# Transportation in Abu Dhabi



## Dsbsnag (Sep 28, 2012)

I understand I'll be housed about 20 minutes from my employer. That being said I'll need a vehicle.

I'll have some relocation allowance; but, not much to go towards a vehicle. I imagine fuel is cheaper in abu dhabi than I"m paying (I'm in Florida). But, how much should I expect to pay for a used vehicle. Something in the 2006-2008 range. I drive a Toyota Yaris here and love it; but, I'm not married to any particular vehicle -- but, I want something economical.


----------



## newguyintown (Mar 15, 2012)

Dsbsnag said:


> I understand I'll be housed about 20 minutes from my employer. That being said I'll need a vehicle.
> 
> I'll have some relocation allowance; but, not much to go towards a vehicle. I imagine fuel is cheaper in abu dhabi than I"m paying (I'm in Florida). But, how much should I expect to pay for a used vehicle. Something in the 2006-2008 range. I drive a Toyota Yaris here and love it; but, I'm not married to any particular vehicle -- but, I want something economical.


Umm..My guess would be something around 50K dirhams. Why don't you have a look at the various postings on dubizzle - abudhabi.dubizzle.com. That should give you a fair idea.

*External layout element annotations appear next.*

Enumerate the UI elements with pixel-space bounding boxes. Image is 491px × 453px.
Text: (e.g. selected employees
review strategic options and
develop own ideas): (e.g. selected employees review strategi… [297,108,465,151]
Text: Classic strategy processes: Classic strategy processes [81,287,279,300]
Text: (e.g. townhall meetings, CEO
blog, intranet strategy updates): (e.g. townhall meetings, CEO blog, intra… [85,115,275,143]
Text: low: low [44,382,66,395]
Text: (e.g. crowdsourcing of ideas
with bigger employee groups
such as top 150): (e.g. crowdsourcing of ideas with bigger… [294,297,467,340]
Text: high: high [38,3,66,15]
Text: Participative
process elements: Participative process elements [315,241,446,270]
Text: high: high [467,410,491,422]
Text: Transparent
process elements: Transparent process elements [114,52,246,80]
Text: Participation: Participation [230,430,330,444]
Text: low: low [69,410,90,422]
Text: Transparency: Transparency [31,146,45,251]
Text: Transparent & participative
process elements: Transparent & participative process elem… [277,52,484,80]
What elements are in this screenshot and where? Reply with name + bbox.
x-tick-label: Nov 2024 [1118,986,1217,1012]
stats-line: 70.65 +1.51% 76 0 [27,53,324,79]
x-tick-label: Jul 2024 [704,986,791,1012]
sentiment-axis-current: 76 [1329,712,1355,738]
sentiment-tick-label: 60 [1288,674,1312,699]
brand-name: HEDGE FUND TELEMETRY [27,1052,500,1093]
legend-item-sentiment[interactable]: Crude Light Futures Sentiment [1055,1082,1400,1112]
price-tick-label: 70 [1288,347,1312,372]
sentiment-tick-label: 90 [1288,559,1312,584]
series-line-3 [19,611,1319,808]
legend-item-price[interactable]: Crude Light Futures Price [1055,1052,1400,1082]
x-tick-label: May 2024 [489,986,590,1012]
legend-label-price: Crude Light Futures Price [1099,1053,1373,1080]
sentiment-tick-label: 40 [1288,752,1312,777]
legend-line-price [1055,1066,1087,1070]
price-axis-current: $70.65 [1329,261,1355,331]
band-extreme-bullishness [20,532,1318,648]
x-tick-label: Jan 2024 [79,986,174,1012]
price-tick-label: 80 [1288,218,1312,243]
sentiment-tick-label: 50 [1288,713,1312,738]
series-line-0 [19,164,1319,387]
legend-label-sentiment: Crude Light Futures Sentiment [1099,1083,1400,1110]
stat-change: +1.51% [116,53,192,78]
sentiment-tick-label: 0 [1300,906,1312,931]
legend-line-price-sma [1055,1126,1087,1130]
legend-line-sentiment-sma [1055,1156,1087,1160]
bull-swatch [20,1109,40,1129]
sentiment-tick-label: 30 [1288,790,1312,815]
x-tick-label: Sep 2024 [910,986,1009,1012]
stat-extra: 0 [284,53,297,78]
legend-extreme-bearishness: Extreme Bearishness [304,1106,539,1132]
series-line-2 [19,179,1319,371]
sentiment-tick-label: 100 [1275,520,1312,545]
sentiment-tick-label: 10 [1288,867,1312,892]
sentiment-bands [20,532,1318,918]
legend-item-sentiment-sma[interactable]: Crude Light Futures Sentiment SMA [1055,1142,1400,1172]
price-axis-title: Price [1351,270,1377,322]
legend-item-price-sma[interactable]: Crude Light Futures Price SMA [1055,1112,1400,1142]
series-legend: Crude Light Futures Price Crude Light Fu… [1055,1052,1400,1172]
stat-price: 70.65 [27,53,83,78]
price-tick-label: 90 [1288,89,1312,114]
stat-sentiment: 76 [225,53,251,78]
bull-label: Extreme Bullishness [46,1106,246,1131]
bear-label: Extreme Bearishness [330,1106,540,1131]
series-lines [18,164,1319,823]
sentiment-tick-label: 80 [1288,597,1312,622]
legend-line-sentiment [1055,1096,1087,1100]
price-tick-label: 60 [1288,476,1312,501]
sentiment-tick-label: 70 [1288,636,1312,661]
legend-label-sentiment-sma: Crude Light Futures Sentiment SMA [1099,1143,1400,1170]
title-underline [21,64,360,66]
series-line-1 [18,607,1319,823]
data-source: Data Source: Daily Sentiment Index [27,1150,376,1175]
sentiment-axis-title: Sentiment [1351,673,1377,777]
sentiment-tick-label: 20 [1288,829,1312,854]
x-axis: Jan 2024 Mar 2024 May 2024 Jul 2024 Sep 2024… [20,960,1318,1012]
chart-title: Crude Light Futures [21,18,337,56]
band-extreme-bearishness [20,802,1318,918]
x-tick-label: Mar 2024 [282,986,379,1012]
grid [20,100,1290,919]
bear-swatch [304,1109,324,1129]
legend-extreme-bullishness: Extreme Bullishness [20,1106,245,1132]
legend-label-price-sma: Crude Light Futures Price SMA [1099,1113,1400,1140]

But it would be better to buy the used car from agencies instead of individuals.


----------



## Dsbsnag (Sep 28, 2012)

newguyintown said:


> Umm..My guess would be something around 50K dirhams. Why don't you have a look at the various postings on dubizzle - abudhabi.dubizzle.com. That should give you a fair idea. But it would be better to buy the used car from agencies instead of individuals.


here's a really stupid question...

dirhams and AED are the same right?


----------



## streetspirit (May 12, 2011)

Dsbsnag said:


> here's a really stupid question...
> 
> dirhams and AED are the same right?


Yeah they are. AED is just Arab Emirate Dirham.


----------